Ele chegou no chalé 3, surgindo do nada ao meu lado, enquanto eu lia um livro deitada na cama.

- Ah Nico! – gritei – De onde você surge? Como faz isso?

- Coisa de filho de Hades – ele deu um sorrisinho – Vamos dar uma volta?

Concordei, saímos do chalé em direção ao lago. Meu lugar preferido no CHB. Ficamos sentados e vimos o sol se por, tão lindo!

- Eu amo esse lugar – comentei, suspirando – Acho que é meu lugar preferido.

- Meu lugar preferido é onde você esteja – ele disse, virando-se para mim. Fofo!

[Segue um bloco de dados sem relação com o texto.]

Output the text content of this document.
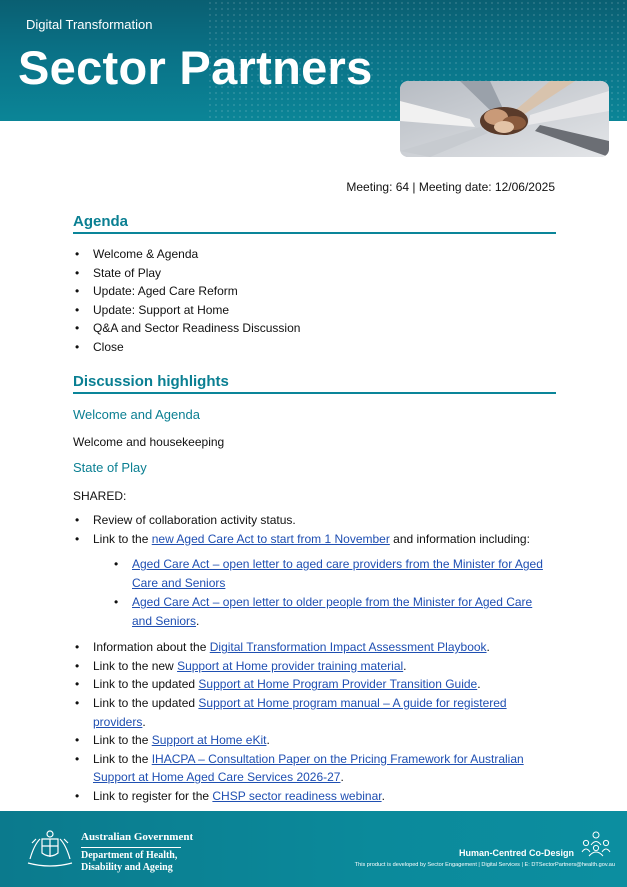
Digital Transformation
Sector Partners
Meeting: 64 | Meeting date: 12/06/2025
Agenda
• Welcome & Agenda
• State of Play
• Update: Aged Care Reform
• Update: Support at Home
• Q&A and Sector Readiness Discussion
• Close
Discussion highlights
Welcome and Agenda
Welcome and housekeeping
State of Play
SHARED:
• Review of collaboration activity status.
• Link to the new Aged Care Act to start from 1 November and information including:
• Aged Care Act – open letter to aged care providers from the Minister for Aged Care and Seniors
• Aged Care Act – open letter to older people from the Minister for Aged Care and Seniors.
• Information about the Digital Transformation Impact Assessment Playbook.
• Link to the new Support at Home provider training material.
• Link to the updated Support at Home Program Provider Transition Guide.
• Link to the updated Support at Home program manual – A guide for registered providers.
• Link to the Support at Home eKit.
• Link to the IHACPA – Consultation Paper on the Pricing Framework for Australian Support at Home Aged Care Services 2026-27.
• Link to register for the CHSP sector readiness webinar.
Australian Government
Department of Health,
Disability and Ageing
Human-Centred Co-Design
This product is developed by Sector Engagement | Digital Services | E: DTSectorPartners@health.gov.au
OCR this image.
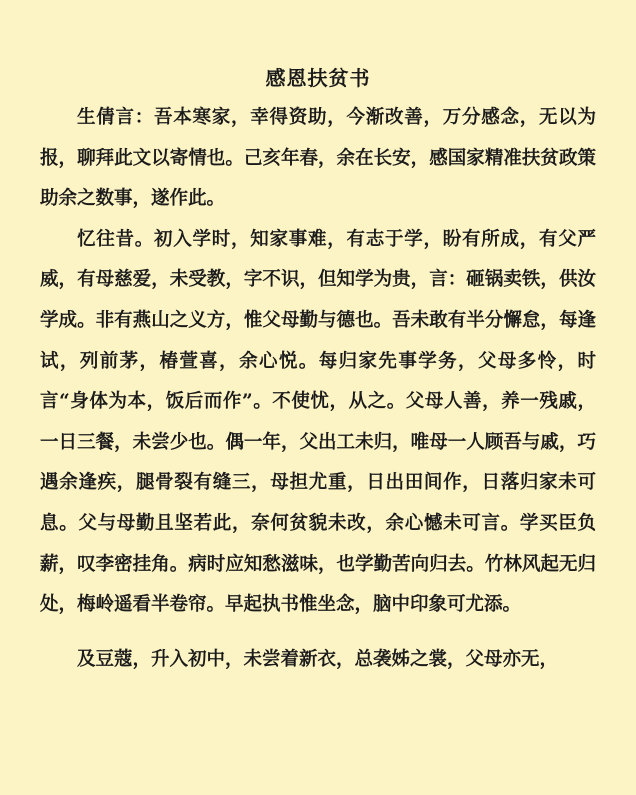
感恩扶贫书

生倩言：吾本寒家，幸得资助，今渐改善，万分感念，无以为报，聊拜此文以寄情也。己亥年春，余在长安，感国家精准扶贫政策助余之数事，遂作此。

忆往昔。初入学时，知家事难，有志于学，盼有所成，有父严威，有母慈爱，未受教，字不识，但知学为贵，言：砸锅卖铁，供汝学成。非有燕山之义方，惟父母勤与德也。吾未敢有半分懈怠，每逢试，列前茅，椿萱喜，余心悦。每归家先事学务，父母多怜，时言“身体为本，饭后而作”。不使忧，从之。父母人善，养一残戚，一日三餐，未尝少也。偶一年，父出工未归，唯母一人顾吾与戚，巧遇余逢疾，腿骨裂有缝三，母担尤重，日出田间作，日落归家未可息。父与母勤且坚若此，奈何贫貌未改，余心憾未可言。学买臣负薪，叹李密挂角。病时应知愁滋味，也学勤苦向归去。竹林风起无归处，梅岭遥看半卷帘。早起执书惟坐念，脑中印象可尤添。

及豆蔻，升入初中，未尝着新衣，总袭姊之裳，父母亦无，
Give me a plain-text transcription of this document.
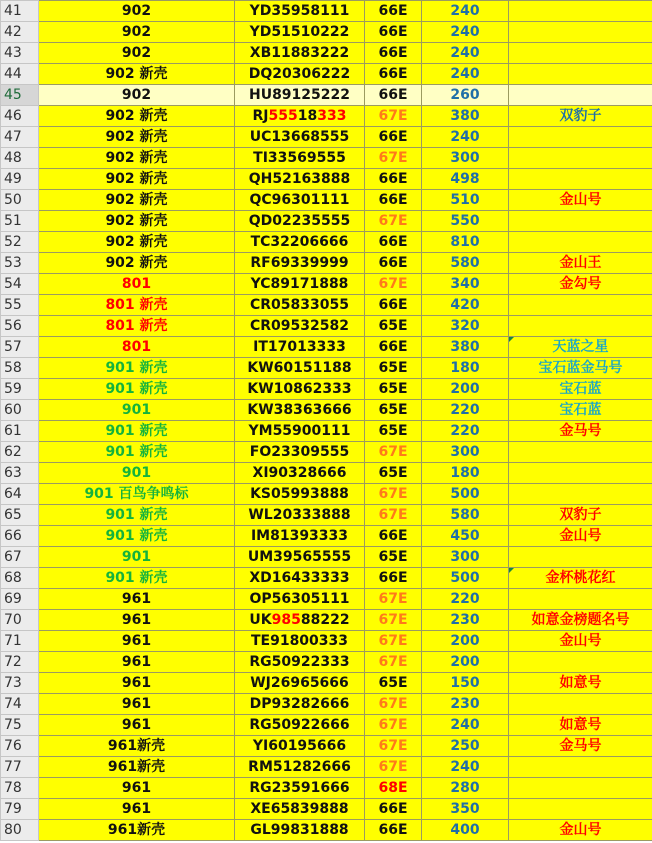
41	902	YD35958111	66E	240	
42	902	YD51510222	66E	240	
43	902	XB11883222	66E	240	
44	902 新壳	DQ20306222	66E	240	
45	902	HU89125222	66E	260	
46	902 新壳	RJ55518333	67E	380	双豹子
47	902 新壳	UC13668555	66E	240	
48	902 新壳	TI33569555	67E	300	
49	902 新壳	QH52163888	66E	498	
50	902 新壳	QC96301111	66E	510	金山号
51	902 新壳	QD02235555	67E	550	
52	902 新壳	TC32206666	66E	810	
53	902 新壳	RF69339999	66E	580	金山王
54	801	YC89171888	67E	340	金勾号
55	801 新壳	CR05833055	66E	420	
56	801 新壳	CR09532582	65E	320	
57	801	IT17013333	66E	380	天蓝之星
58	901 新壳	KW60151188	65E	180	宝石蓝金马号
59	901 新壳	KW10862333	65E	200	宝石蓝
60	901	KW38363666	65E	220	宝石蓝
61	901 新壳	YM55900111	65E	220	金马号
62	901 新壳	FO23309555	67E	300	
63	901	XI90328666	65E	180	
64	901 百鸟争鸣标	KS05993888	67E	500	
65	901 新壳	WL20333888	67E	580	双豹子
66	901 新壳	IM81393333	66E	450	金山号
67	901	UM39565555	65E	300	
68	901 新壳	XD16433333	66E	500	金杯桃花红
69	961	OP56305111	67E	220	
70	961	UK98588222	67E	230	如意金榜题名号
71	961	TE91800333	67E	200	金山号
72	961	RG50922333	67E	200	
73	961	WJ26965666	65E	150	如意号
74	961	DP93282666	67E	230	
75	961	RG50922666	67E	240	如意号
76	961新壳	YI60195666	67E	250	金马号
77	961新壳	RM51282666	67E	240	
78	961	RG23591666	68E	280	
79	961	XE65839888	66E	350	
80	961新壳	GL99831888	66E	400	金山号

Abracei-o, apoiando a cabeça em seu ombro. Isso foi um momento tão perfeito... Por isso, alguma coisa tinha que acontecer.

Comecei a ouvir passos . Muitos passos. Passos que pareciam ensaiados, todos ao mesmo tempo. Isso só poderia ser uma coisa: um exército.

Nico olhou para trás e murmurou:

- Ah. Meus. Deuses. – e algo que não consegui entender, acho que um palavrão em grego.

Olhei para trás e fiquei espantada: havia um exército invadindo o CHB! Notei um símbolo nos escudos dos soldados, um raio. Imediatamente entendi o significado disso, mas não queria acreditar: era um exército mandado por Zeus!

- O que está acontecendo? – gritei para Nico, o som dos passos estava muito alto, e eu podia ouvir o início de um confronto.

- Acho que nosso querido tio Zeus está nos atacando. Por causa de vocês.

Compreendi que o ‘vocês’ se referia a mim, Gina e Bella. Mas fiquei me sentindo culpada quando ele disse isso, os campistas seriam prejudicados apenas porque nós três estávamos lá! E eu nunca havia pensado nisso, mas Nico e eu somos... primos. Estranho, mas tudo bem, família dos deuses é assim.

Nico pegou sua espada de ferro estígio (nem me pergunte onde estava) e começou a lutar com um dos guerreiros. Me desesperei por um segundo, por não ter nenhuma arma em mãos, porém me lembrei que, sendo uma deusa, eu tenho poderes. Como se fosse um reflexo involuntário, joguei um jato d’água em alguns soldados que se aproximavam, fazendo com que eles caíssem.

Vi de relance alguns campistas chegando e começando a lutar. A medida que os soldados eram derrotados, mais iam chegando. “Isso não acaba?”, me perguntei, aflita. Olhei para os lados. Onde estava Nico? “Maravilha” resmunguei em pensamento “Me perdi dele!”.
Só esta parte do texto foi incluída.